I was born at the hospital over to Kiev and am one of them late in life babies. Mama was 49 years old when I was born, and Daddy was 60. I went to grammar school and high school with Lurlene’s brothers, Lloyd and Everett. Well, by the time I graduated high school, Lurlene had already gotten married and popped out a couple of babies, and Mama and Daddy were on Social Security. I promised to stay in Bernard and look after them until they passed – God rest their souls.


So I did.Well by then, I was forty years old and had met every eligible man in the county – and let me tell you, that’s some slim pickins - and my future wasn't lookin' all that bright. I had been workin’ over at Kitty’s Tarts from time to time waitin’ on customers, and I kept books at the cannin’ factory until it shut down.

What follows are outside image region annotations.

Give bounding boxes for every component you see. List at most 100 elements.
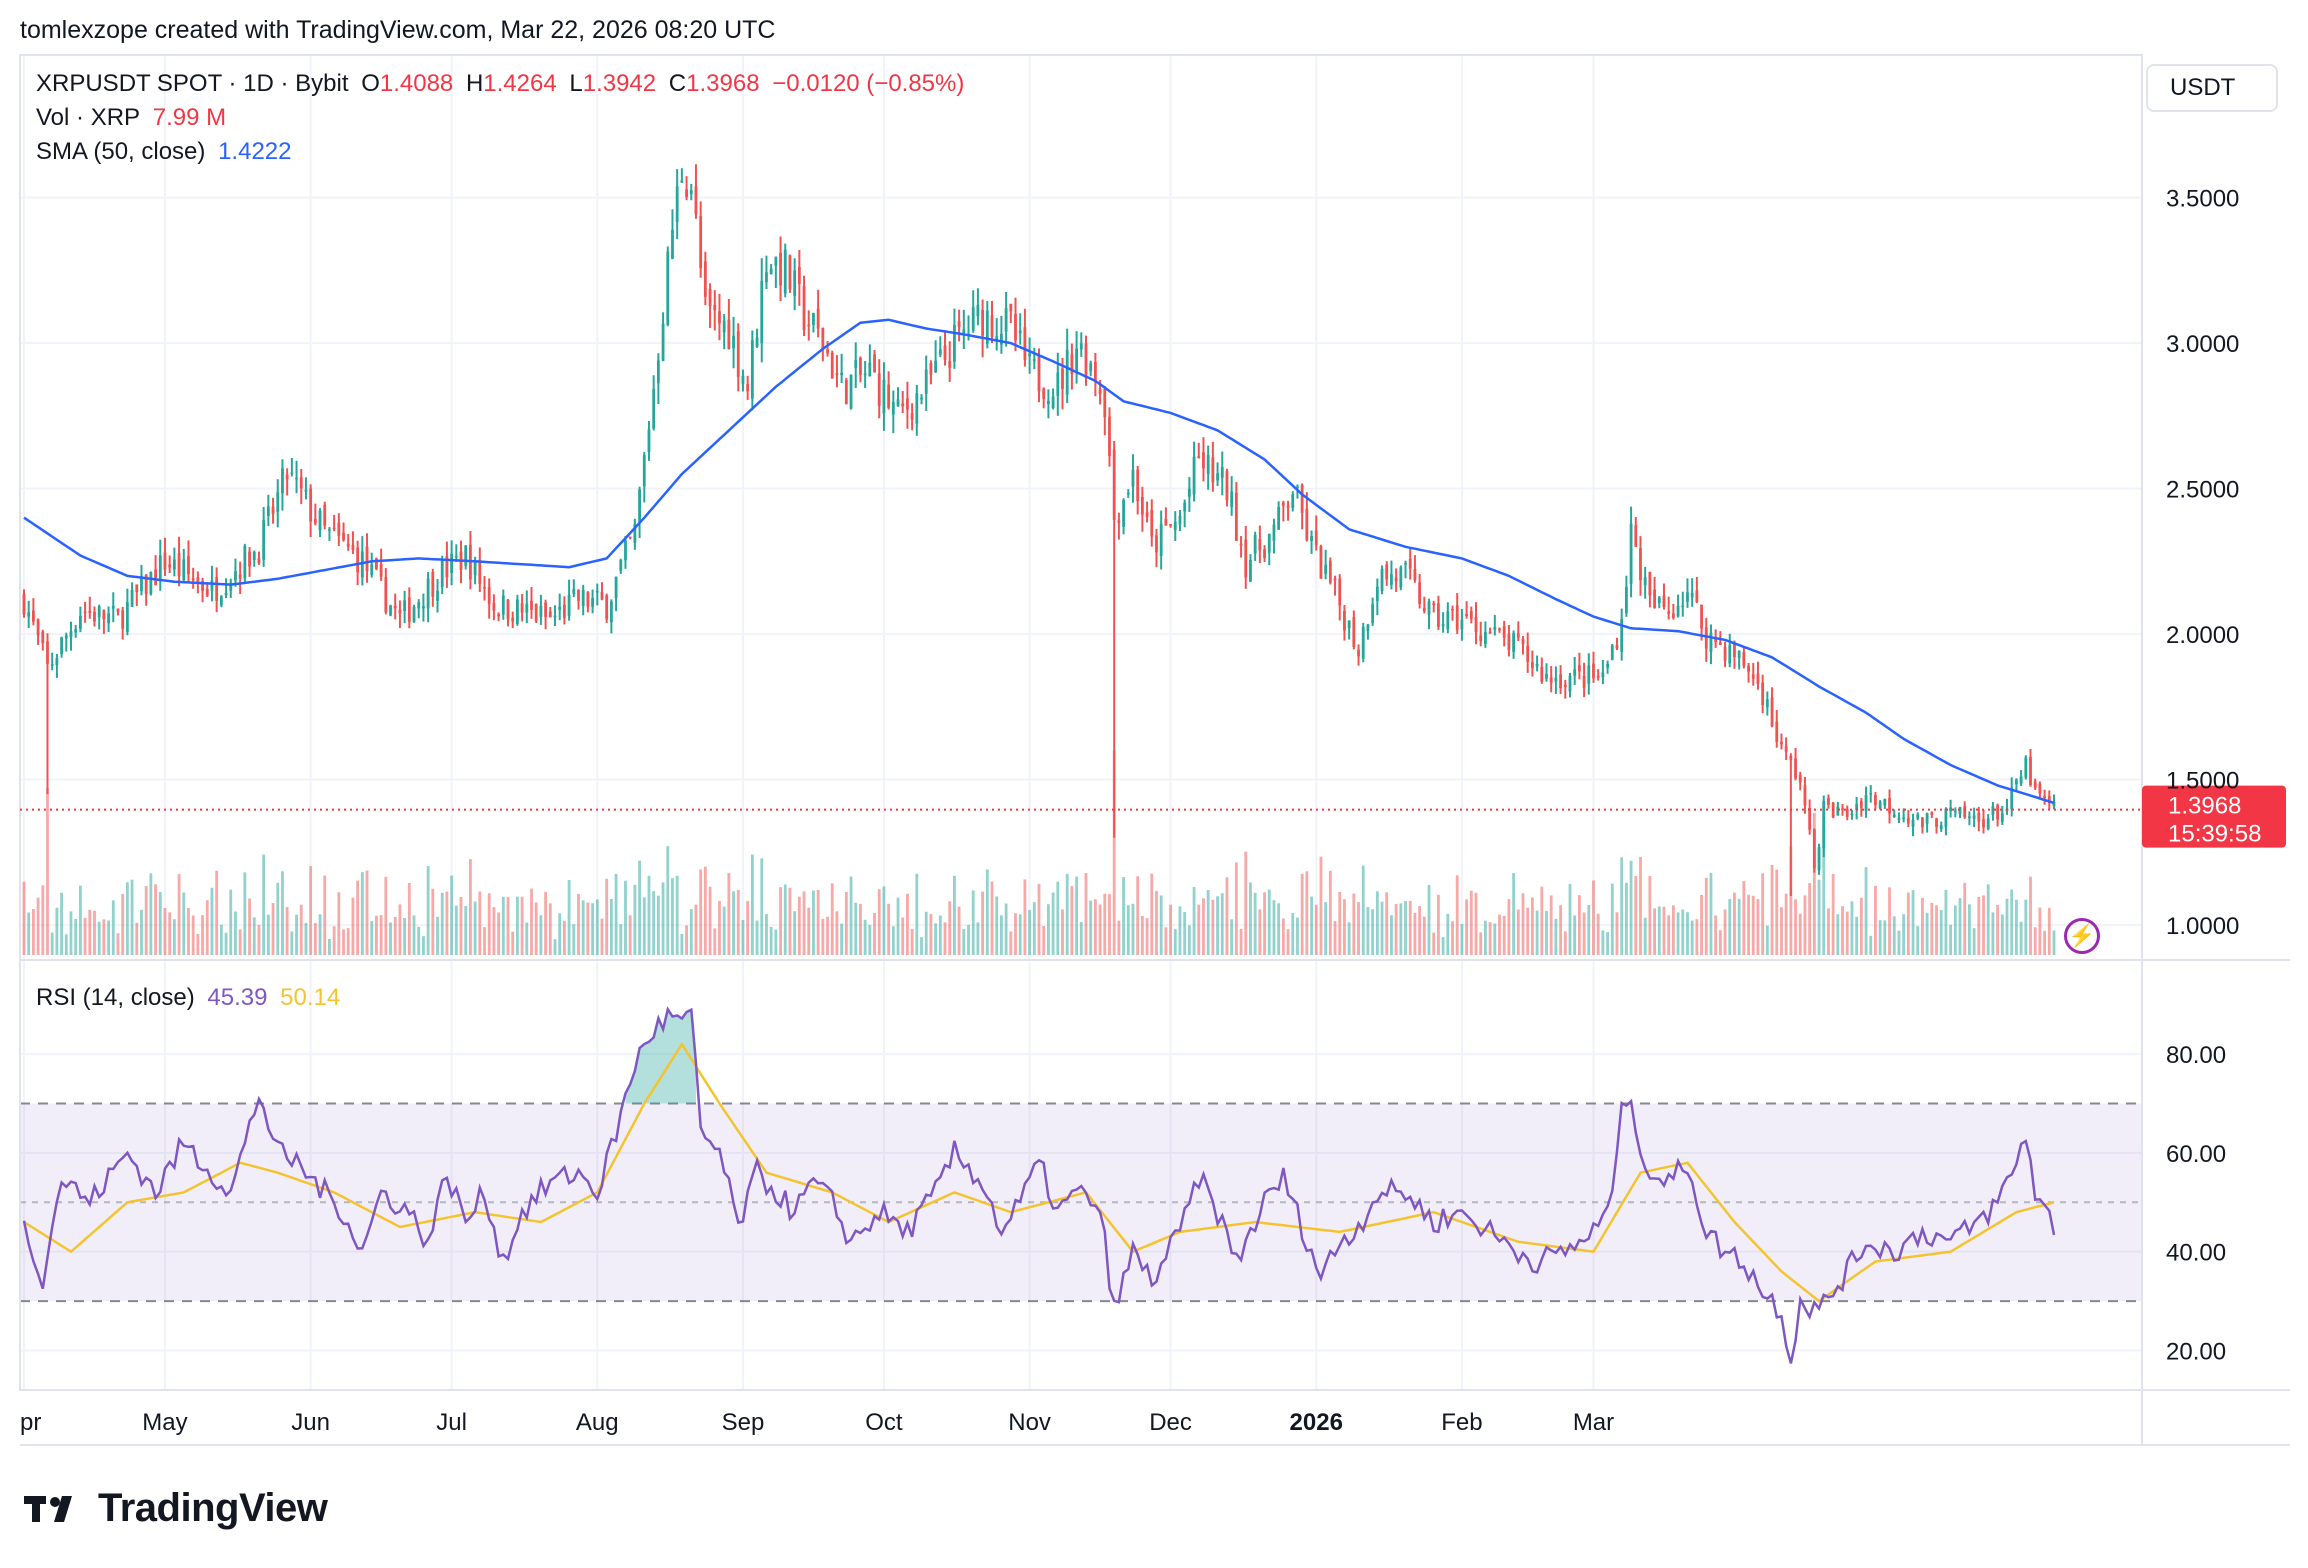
candle-body <box>55 658 59 666</box>
candle-body <box>74 629 78 633</box>
candle-body <box>445 555 449 578</box>
volume-bar <box>215 870 219 955</box>
volume-bar <box>2005 898 2009 955</box>
candle-body <box>1916 814 1920 819</box>
volume-bar <box>844 891 848 955</box>
candle-body <box>1620 618 1624 652</box>
candle-body <box>1751 674 1755 679</box>
candle-body <box>600 592 604 600</box>
volume-bar <box>1418 906 1422 955</box>
candle-body <box>1780 741 1783 745</box>
volume-bar <box>351 897 355 955</box>
volume-bar <box>1056 881 1060 955</box>
volume-bar <box>609 899 613 955</box>
volume-bar <box>1648 875 1652 955</box>
volume-bar <box>257 924 261 955</box>
candle-body <box>243 545 247 579</box>
candle-body <box>962 329 966 333</box>
candle-body <box>1225 471 1229 501</box>
brand-name: TradingView <box>98 1486 328 1530</box>
candle-body <box>548 611 552 618</box>
candle-body <box>1281 502 1285 506</box>
candle-body <box>1498 628 1501 631</box>
volume-bar <box>187 908 190 955</box>
volume-bar <box>750 854 754 955</box>
volume-bar <box>1545 910 1548 955</box>
candle-body <box>1258 539 1262 551</box>
rsi-legend[interactable]: RSI (14, close) 45.39 50.14 <box>36 984 346 1012</box>
volume-bar <box>1718 930 1722 955</box>
candle-body <box>1314 530 1318 546</box>
candle-body <box>863 373 867 376</box>
candle-body <box>1488 631 1492 634</box>
volume-bar <box>530 888 533 955</box>
volume-bar <box>605 878 609 955</box>
volume-bar <box>1244 851 1248 955</box>
candle-body <box>1361 626 1365 659</box>
close-label: C <box>668 70 687 97</box>
candle-body <box>873 354 876 373</box>
candle-body <box>1836 806 1840 816</box>
volume-bar <box>938 915 942 955</box>
sma-legend[interactable]: SMA (50, close) 1.4222 <box>36 138 297 166</box>
volume-bar <box>375 915 378 955</box>
volume-bar <box>1441 937 1445 955</box>
volume-bar <box>1018 914 1022 955</box>
volume-bar <box>1277 903 1281 955</box>
volume-bar <box>1704 877 1708 955</box>
volume-bar <box>50 932 54 955</box>
price-tick-label: 2.5000 <box>2166 477 2239 504</box>
candle-body <box>1018 330 1022 334</box>
candle-body <box>1192 456 1196 495</box>
rsi-tick-label: 40.00 <box>2166 1240 2226 1267</box>
volume-bar <box>1079 922 1083 955</box>
volume-bar <box>1756 899 1760 955</box>
candle-body <box>102 610 106 620</box>
volume-bar <box>1888 887 1891 955</box>
volume-bar <box>1042 925 1046 955</box>
candle-body <box>1888 797 1891 814</box>
candle-body <box>46 641 49 664</box>
time-tick-label: pr <box>20 1409 41 1436</box>
candle-body <box>1592 663 1595 679</box>
volume-bar <box>1573 915 1577 955</box>
symbol-legend[interactable]: XRPUSDT SPOT · 1D · Bybit O1.4088 H1.426… <box>36 70 970 98</box>
candle-body <box>328 529 331 531</box>
candle-body <box>1493 627 1497 630</box>
candle-body <box>266 506 270 517</box>
rsi-ma-line <box>23 1041 2055 1303</box>
candle-body <box>487 587 491 605</box>
volume-bar <box>891 926 895 955</box>
volume-bar <box>1155 890 1158 955</box>
volume-bar <box>1991 912 1995 955</box>
volume-bar <box>144 886 148 955</box>
volume-bar <box>1620 857 1624 955</box>
volume-bar <box>1474 892 1478 955</box>
volume-bar <box>802 891 806 955</box>
volume-bar <box>158 892 162 955</box>
volume-bar <box>1291 912 1295 955</box>
candle-body <box>1108 416 1111 456</box>
volume-bar <box>1328 870 1332 955</box>
candle-body <box>1009 303 1013 312</box>
currency-selector[interactable]: USDT <box>2146 64 2278 112</box>
volume-legend[interactable]: Vol · XRP 7.99 M <box>36 104 232 132</box>
volume-bar <box>1530 897 1534 955</box>
candle-body <box>990 315 994 337</box>
candle-body <box>1211 457 1215 483</box>
candle-body <box>957 321 961 328</box>
volume-bar <box>1098 904 1102 955</box>
candle-body <box>1173 521 1177 531</box>
volume-bar <box>1686 912 1689 955</box>
candle-body <box>1079 343 1083 350</box>
lightning-icon[interactable]: ⚡ <box>2064 918 2100 954</box>
volume-bar <box>191 915 195 955</box>
candle-body <box>605 595 609 620</box>
volume-bar <box>172 919 176 955</box>
candle-body <box>1371 604 1375 624</box>
volume-bar <box>266 914 270 955</box>
candle-body <box>1761 682 1765 706</box>
change-value: −0.0120 (−0.85%) <box>772 70 965 97</box>
candle-body <box>1845 808 1849 817</box>
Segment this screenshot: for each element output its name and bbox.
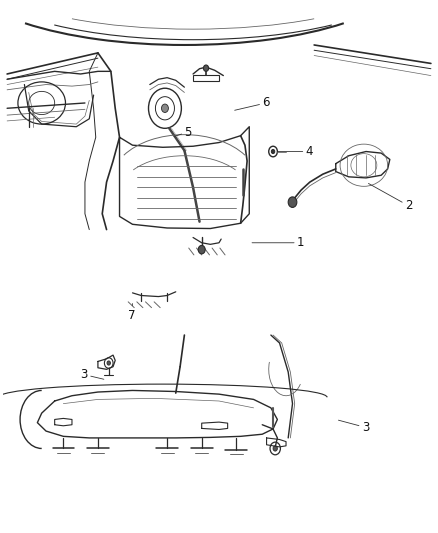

But since I did get that Associates degree over to the community college in Bangor, after Mama and Daddy died, I thought it was high time I got a real job, since gettin’ married was about as likely as a seein’ a snowstorm in July. So I did. I got a job with one of them credit card companies over to Belfast, trackin’ down deadbeats over the phone. Turns out that I am damn good at trackin’ down deadbeats and convincin’ them to pay up because the next thing you know, the company was askin’ me to move outta state and help them set up a new skip tracin’ department down South.


So I did. That is how I came to be livin’ away. I been down here in Maryland goin’ on ten years now, and let me tell you it is some different than livin’ in Bernard. There’s more cars than there are people, and no one knows how to drive. Boys walk around town with their undershorts showin’, and some folks have so many tattoos they look like the Sunday comics. And, Jesus H. Christ on a busted crutch, who ever heard tell of putting tomatoes and corn in a clam chowder?


These people are some different. But I am gettin’ used to it. So used to it that my own people say I am from away. Just breaks my heart.


Like I told Lurlene, you can take the gal outta Maine, but you can’t take Maine outta the gal. Anyway, Rose and Lurlene asked me if I would be their foreign correspondent and send news from away up to Bernard for them to post on their website. I said I would, as long as Lurlene promises to bake me a pot of beans next time I come home and ceases and desists from tellin’ folks that I am from away.


Each week, unless I am workin’ a lot of overtime – and you know with the economy tankin’ the way it is the deadbeat count is risin’as regular as the tide so I am expectin’ to be workin’ my ass off – I will be sendin’ reports about what it’s like to be a Mainer livin’ away. I guess that’s it for now.